Rezension zu "V5N6" von Louise Welsh

Wem kann Stevie noch trauen?
YvetteHvor einem Jahr

Klappentext:

Oberflächlich betrachtet hatten die drei Amokläufe in London in diesem heißen Sommer nichts mit den späteren Ereignissen zu tun, aber für Stevie Flint waren sie wie ein Menetekel für das, was noch kommen sollte. Als ihr Freund sie versetzt und sie ihre Sachen aus seiner Wohnung holen will, findet sie ihn tot in seinem Bett. Kurz danach wird sie krank. Hohes Fieber, Erbrechen, Schüttelfrost. Als sie nach Tagen wieder mühsam auf die Beine kommt, hört sie, dass sich in London ein tödliches Virus verbreitet: Am 'Schwitzfieber' sterben die Leute in wenigen Tagen, die Krankenhäuser und Leichenhallen sind bereits überfüllt. Stevie Flint kümmert das nicht, sie hat eine eigene Mission. Auch wenn es in einer Stadt voller Toter nicht nach einem Mord aussieht: Sie ist überzeugt, dass der Tod ihres Freundes Dr. Simon Sharkey weder auf das Virus noch auf Selbstmord zurückzuführen ist und macht sich auf die Suche nach seinem Mörder. Diese wird für sie zu einem Wettlauf gegen den Tod, der mitten ins Herz einer sterbenden Stadt führt. Ein Thriller, der uns an die Zerbrechlichkeit unserer Zivilisation erinnert.

Meine Meinung:

Mit einem flüssigen Schreibstil nimmt die Autorin den Leser mit in ein Szenario, das man sich lieber nicht vorstellen möchte. Die Leute sterben an einem unbekannten Virus und die Chemiker sterben schneller, als sie ein Gegenmittel finden können.

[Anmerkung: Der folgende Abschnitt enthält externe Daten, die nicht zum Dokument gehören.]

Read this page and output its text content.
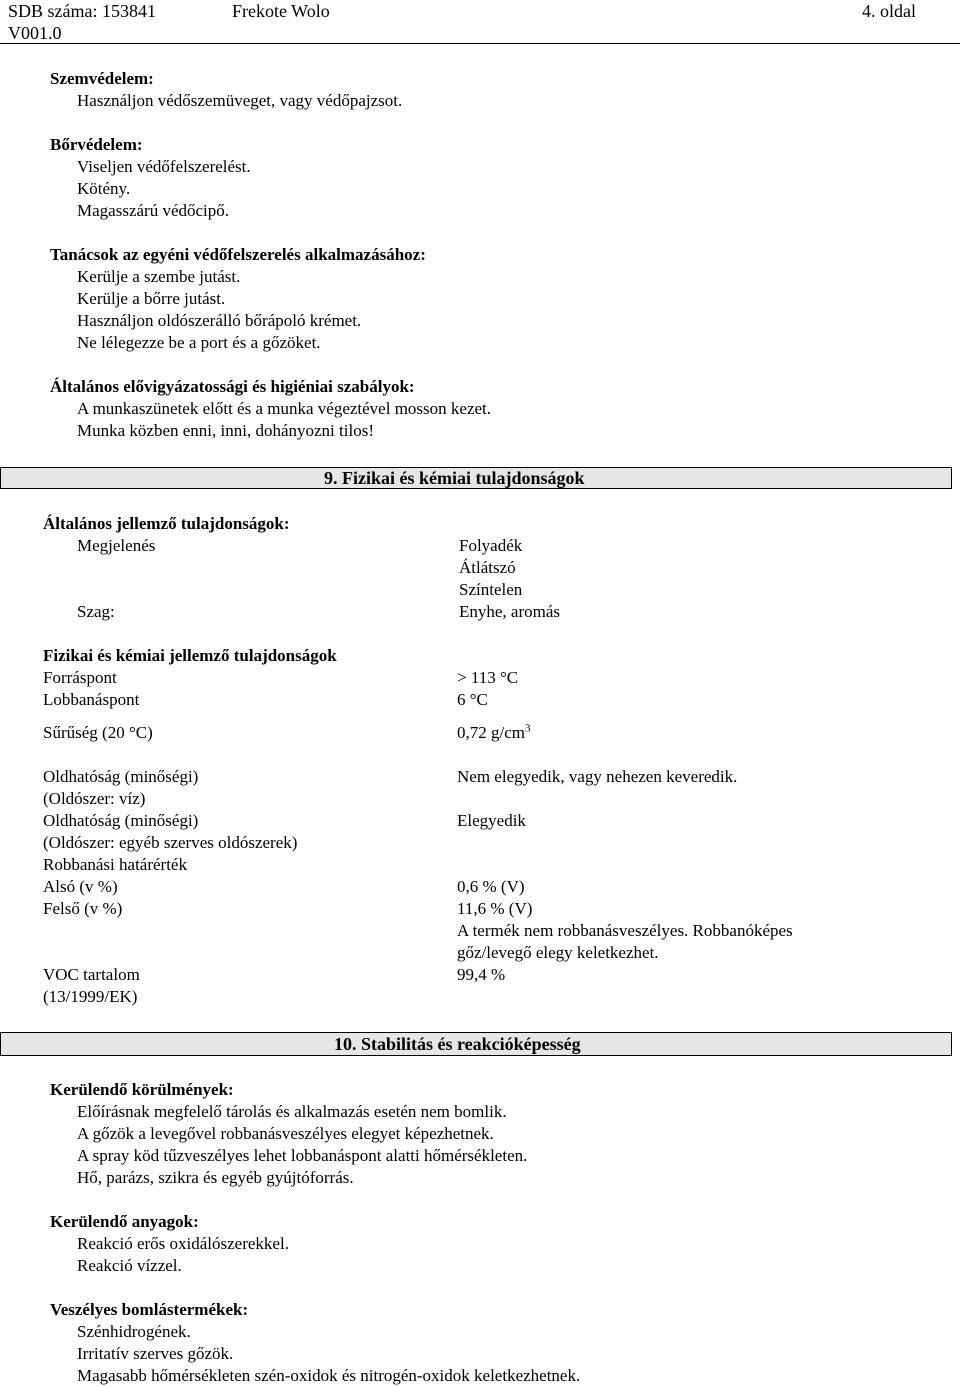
SDB száma: 153841	Frekote Wolo	4. oldal
V001.0
Szemvédelem:
Használjon védőszemüveget, vagy védőpajzsot.
Bőrvédelem:
Viseljen védőfelszerelést.
Kötény.
Magasszárú védőcipő.
Tanácsok az egyéni védőfelszerelés alkalmazásához:
Kerülje a szembe jutást.
Kerülje a bőrre jutást.
Használjon oldószerálló bőrápoló krémet.
Ne lélegezze be a port és a gőzöket.
Általános elővigyázatossági és higiéniai szabályok:
A munkaszünetek előtt és a munka végeztével mosson kezet.
Munka közben enni, inni, dohányozni tilos!
9. Fizikai és kémiai tulajdonságok
Általános jellemző tulajdonságok:
Megjelenés	Folyadék
Átlátszó
Színtelen
Szag:	Enyhe, aromás
Fizikai és kémiai jellemző tulajdonságok
Forráspont	> 113 °C
Lobbanáspont	6 °C
Sűrűség (20 °C)	0,72 $g/cm^3$
Oldhatóság (minőségi)	Nem elegyedik, vagy nehezen keveredik.
(Oldószer: víz)
Oldhatóság (minőségi)	Elegyedik
(Oldószer: egyéb szerves oldószerek)
Robbanási határérték
Alsó (v %)	0,6 % (V)
Felső (v %)	11,6 % (V)
A termék nem robbanásveszélyes. Robbanóképes
gőz/levegő elegy keletkezhet.
VOC tartalom	99,4 %
(13/1999/EK)
10. Stabilitás és reakcióképesség
Kerülendő körülmények:
Előírásnak megfelelő tárolás és alkalmazás esetén nem bomlik.
A gőzök a levegővel robbanásveszélyes elegyet képezhetnek.
A spray köd tűzveszélyes lehet lobbanáspont alatti hőmérsékleten.
Hő, parázs, szikra és egyéb gyújtóforrás.
Kerülendő anyagok:
Reakció erős oxidálószerekkel.
Reakció vízzel.
Veszélyes bomlástermékek:
Szénhidrogének.
Irritatív szerves gőzök.
Magasabb hőmérsékleten szén-oxidok és nitrogén-oxidok keletkezhetnek.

Hauptprotagonistin Stevie überlebt das Virus und wird von einer anderen Wahrheit getrieben. Sie ist gut ausgearbeitet und ich konnte sie mir gut vorstellen und in sie hineinversetzen. Die Nebencharaktere blieben dagegen ein wenig farblos - mir fehlten einfach Charaktereigenschaften.

Die Handlung ist teilweise verwirrend, aber trotzdem nachvollziehbar. Mit einem Spannungsbogen bis zum Schluss hielt die Autorin mich in ihrem Bann. Es gibt viel Action und wenig Langeweile.

Mein Fazit:

Ein guter Endzeitthriller, den ich gerne weiterempfehle. Von mir gibt es

4 Sterne.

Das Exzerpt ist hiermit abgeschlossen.